Supreme Court Stays Privatization of Fuel Firms

Author: 
Syed Asdar Ali & Agencies
Publication Date: 
Wed, 2003-09-17 03:00

NEW DELHI, 17 September 2003 — The Supreme Court yesterday prevented the sale of two state-owned fuel companies without parliamentary approval, a move the government said could have “far-reaching consequences” for its privatization program.

The court said Bharat Petroleum Corp. Ltd. (BPCL) and Hindustan Petroleum Corp.
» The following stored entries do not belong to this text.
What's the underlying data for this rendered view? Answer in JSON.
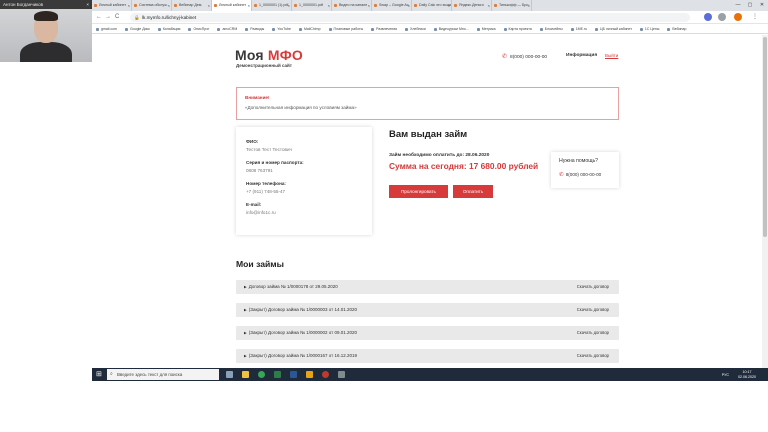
{
  "webcam": {
    "caption": "Антон Богданчиков",
    "close": "×"
  },
  "browser": {
    "tabs": [
      {
        "label": "Личный кабинет",
        "active": false
      },
      {
        "label": "Система обслуж.",
        "active": false
      },
      {
        "label": "Вебинар Дем.",
        "active": false
      },
      {
        "label": "Личный кабинет",
        "active": true
      },
      {
        "label": "1_0000001 (1).pdf",
        "active": false
      },
      {
        "label": "1_0000001.pdf",
        "active": false
      },
      {
        "label": "Видео на канале",
        "active": false
      },
      {
        "label": "Swap – Google Ac",
        "active": false
      },
      {
        "label": "Daily Calc это экзамен",
        "active": false
      },
      {
        "label": "Яндекс.Деньги",
        "active": false
      },
      {
        "label": "Тинькофф — Бро",
        "active": false
      }
    ],
    "tab_close": "×",
    "window_controls": [
      "—",
      "▢",
      "✕"
    ],
    "nav": {
      "back": "←",
      "forward": "→",
      "reload": "C",
      "home": "⌂"
    },
    "url": "lk.mymfo.ru/lichnyj-kabinet",
    "lock": "🔒",
    "bookmarks": [
      "gmail.com",
      "Google Диск",
      "Колабация",
      "ОписПрог",
      "amoCRM",
      "Разводы",
      "YouTube",
      "MailChimp",
      "Плановые работы",
      "Развлечения",
      "Хлебники",
      "Видеоуроки Мно...",
      "Метрика",
      "Карта проекта",
      "Блокчейны",
      "1МЕ.ru",
      "ЦБ личный кабинет",
      "1С Цены",
      "Вебинар"
    ]
  },
  "site": {
    "logo_prefix": "Моя",
    "logo_brand": "МФО",
    "logo_sub": "Демонстрационный сайт",
    "header_phone": "8(000) 000-00-00",
    "header_info": "Информация",
    "header_exit": "Выйти",
    "phone_icon": "✆",
    "alert": {
      "title": "Внимание!",
      "text": "«Дополнительная информация по условиям займа»"
    },
    "profile": {
      "fio_label": "ФИО:",
      "fio_value": "Тестов Тест Тестович",
      "passport_label": "Серия и номер паспорта:",
      "passport_value": "0808 763791",
      "phone_label": "Номер телефона:",
      "phone_value": "+7 (911) 748-55-47",
      "email_label": "E-mail:",
      "email_value": "info@info1c.ru"
    },
    "loan": {
      "title": "Вам выдан займ",
      "due": "Займ необходимо оплатить до: 28.06.2020",
      "sum": "Сумма на сегодня: 17 680.00 рублей",
      "extend_button": "Пролонгировать",
      "pay_button": "Оплатить"
    },
    "help": {
      "title": "Нужна помощь?",
      "phone": "8(000) 000-00-00"
    },
    "loans_title": "Мои займы",
    "loans": [
      {
        "label": "Договор займа № 1/0000178 от 29.05.2020",
        "download": "Скачать договор"
      },
      {
        "label": "(Закрыт) Договор займа № 1/0000003 от 14.01.2020",
        "download": "Скачать договор"
      },
      {
        "label": "(Закрыт) Договор займа № 1/0000002 от 09.01.2020",
        "download": "Скачать договор"
      },
      {
        "label": "(Закрыт) Договор займа № 1/0000167 от 16.12.2019",
        "download": "Скачать договор"
      }
    ]
  },
  "taskbar": {
    "search_placeholder": "Введите здесь текст для поиска",
    "start": "⊞",
    "search_icon": "⌕",
    "lang": "РУС",
    "time": "10:17",
    "date": "02.06.2020"
  },
  "colors": {
    "brand_red": "#d63a3a",
    "taskbar": "#1f2a3a"
  }
}
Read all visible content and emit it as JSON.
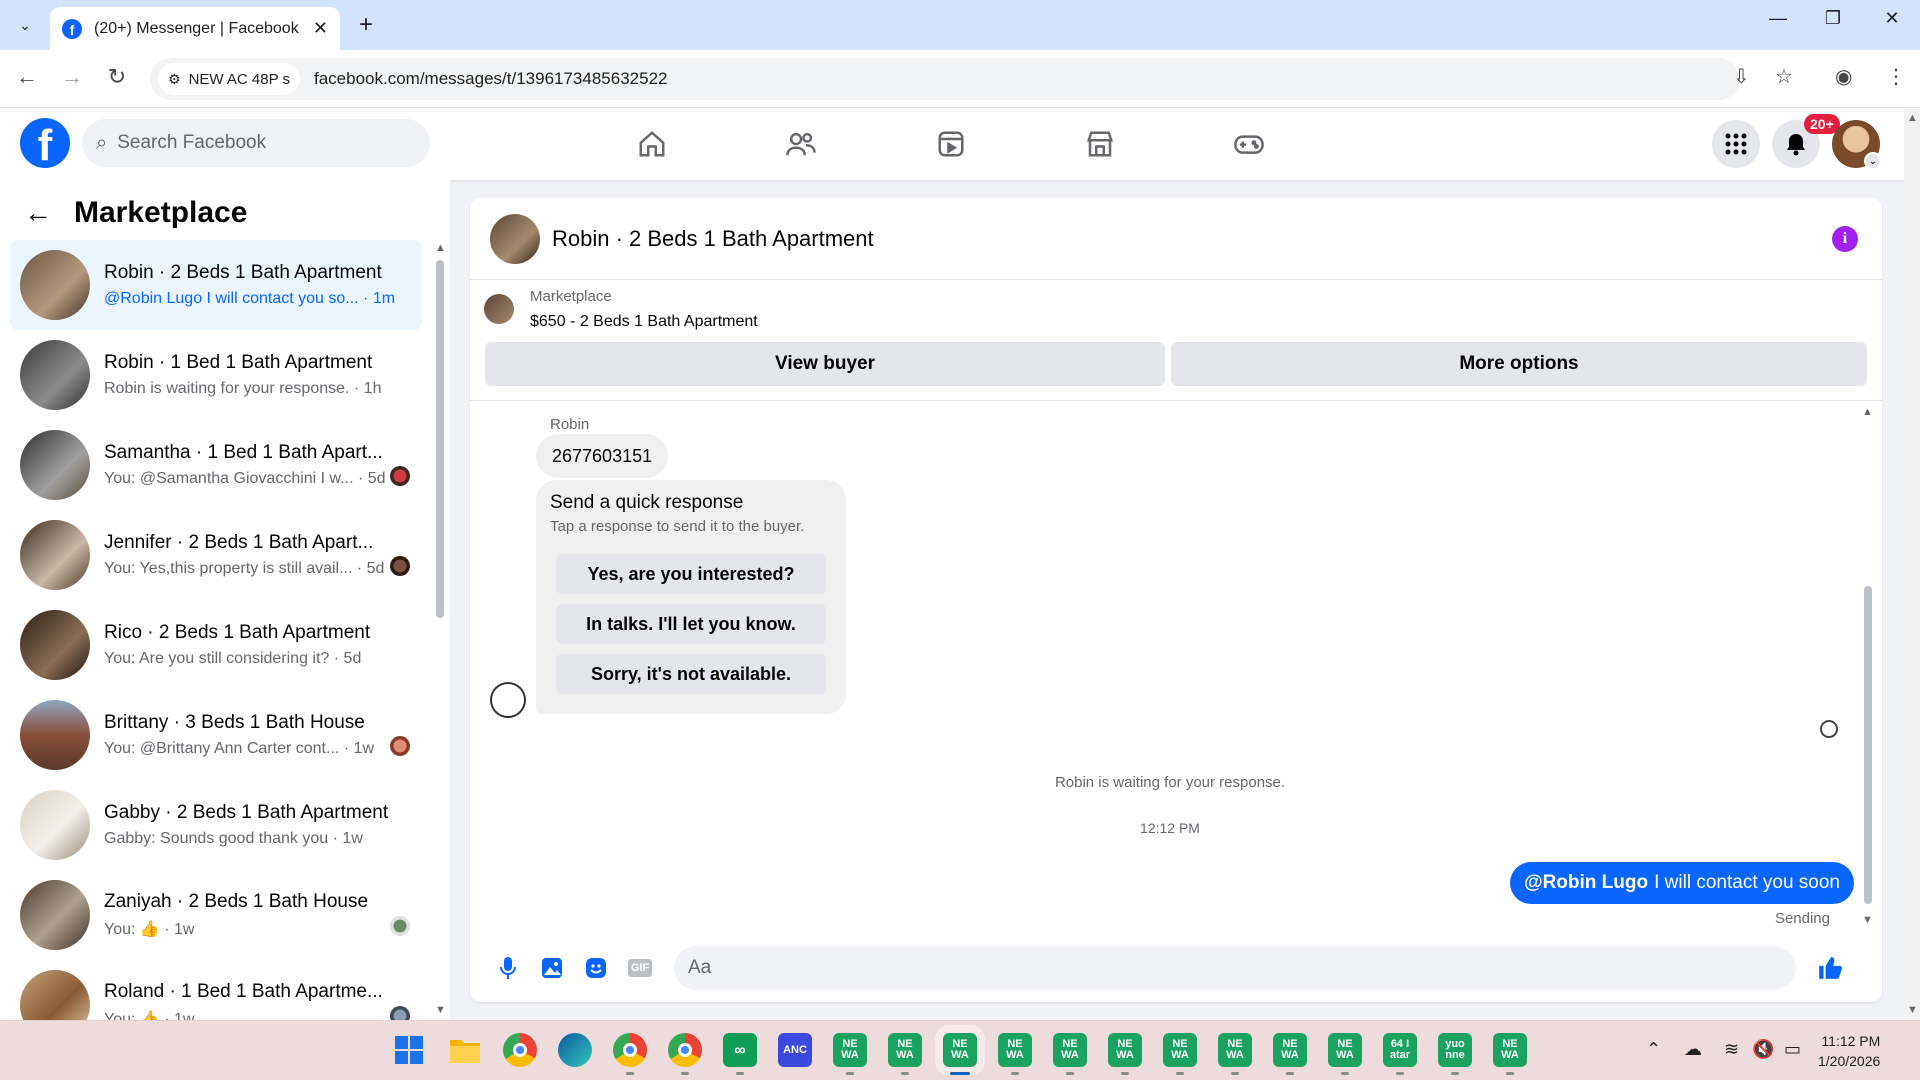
{
  "browser": {
    "tab_title": "(20+) Messenger | Facebook",
    "site_chip": "NEW AC 48P s",
    "url": "facebook.com/messages/t/1396173485632522"
  },
  "fb": {
    "search_placeholder": "Search Facebook",
    "notification_badge": "20+"
  },
  "sidebar": {
    "title": "Marketplace",
    "conversations": [
      {
        "name": "Robin · 2 Beds 1 Bath Apartment",
        "preview": "@Robin Lugo I will contact you so... · 1m",
        "active": true
      },
      {
        "name": "Robin · 1 Bed 1 Bath Apartment",
        "preview": "Robin is waiting for your response. · 1h"
      },
      {
        "name": "Samantha · 1 Bed 1 Bath Apart...",
        "preview": "You: @Samantha Giovacchini I w... · 5d"
      },
      {
        "name": "Jennifer · 2 Beds 1 Bath Apart...",
        "preview": "You: Yes,this property is still avail... · 5d"
      },
      {
        "name": "Rico · 2 Beds 1 Bath Apartment",
        "preview": "You: Are you still considering it? · 5d"
      },
      {
        "name": "Brittany · 3 Beds 1 Bath House",
        "preview": "You: @Brittany Ann Carter cont... · 1w"
      },
      {
        "name": "Gabby · 2 Beds 1 Bath Apartment",
        "preview": "Gabby: Sounds good thank you · 1w"
      },
      {
        "name": "Zaniyah · 2 Beds 1 Bath House",
        "preview": "You: 👍 · 1w"
      },
      {
        "name": "Roland · 1 Bed 1 Bath Apartme...",
        "preview": "You: 👍 · 1w"
      }
    ]
  },
  "chat": {
    "title": "Robin · 2 Beds 1 Bath Apartment",
    "marketplace_label": "Marketplace",
    "listing": "$650 - 2 Beds 1 Bath Apartment",
    "view_buyer": "View buyer",
    "more_options": "More options",
    "sender_name": "Robin",
    "incoming_message": "2677603151",
    "quick_response": {
      "title": "Send a quick response",
      "subtitle": "Tap a response to send it to the buyer.",
      "options": [
        "Yes, are you interested?",
        "In talks. I'll let you know.",
        "Sorry, it's not available."
      ]
    },
    "waiting_note": "Robin is waiting for your response.",
    "timestamp": "12:12 PM",
    "outgoing_mention": "@Robin Lugo",
    "outgoing_text": "I will contact you soon",
    "send_status": "Sending",
    "composer_placeholder": "Aa"
  },
  "taskbar": {
    "apps": [
      {
        "label": "NE WA"
      },
      {
        "label": "NE WA"
      },
      {
        "label": "NE WA"
      },
      {
        "label": "NE WA"
      },
      {
        "label": "NE WA"
      },
      {
        "label": "NE WA"
      },
      {
        "label": "NE WA"
      },
      {
        "label": "NE WA"
      },
      {
        "label": "NE WA"
      },
      {
        "label": "NE WA"
      },
      {
        "label": "64 I atar"
      },
      {
        "label": "yuo nne"
      },
      {
        "label": "NE WA"
      }
    ],
    "time": "11:12 PM",
    "date": "1/20/2026"
  },
  "colors": {
    "fb_blue": "#0866ff",
    "active_conv": "#ebf5ff",
    "badge_red": "#e41e3f",
    "info_purple": "#a020f0",
    "wa_green": "#1aa260"
  }
}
Ltd. (HPCL) were acquired by the government in the 1970s by special parliamentary legislation and therefore required a similar legislative process now to privatize them.

The ruling was on an appeal against the government decision to sell off the firms, filed by the Center for Public Interest Litigation and the Oil Sector Officers Association, a workers’ union.

After months of postponements, the Indian Cabinet had in January cleared the sale of stakes in the two firms, which had been staunchly resisted by some key allies of Prime Minister Atal Behari Vajpayee, including Defense Minister George Fernandes and Petroleum Minister Ram Naik.

In the last parliamentary session, MPs berated the government for bypassing Parliament in taking the crucial decision.

After the ruling yesterday, Disinvestment Minister Arun Shourie said that the court decision would have “far-reaching consequences” for a number of companies including textile firms which were also nationalized through legislation. “If for each of these, one has to go through a legislative process, then it will become an impossibly complex process,” he told NDTV television.

Analysts said that while the court decision would not bring the entire privatization program to a halt, it would certainly affect investor sentiment and the stock market.

In morning trade the two oil firms’ stocks fell sharply on the Bombay Stock Exchange with HPCL down 53.45 rupees or 13.69 percent to 336.90, while BPCL fell 35.05 rupees or 10.61 to 295.20.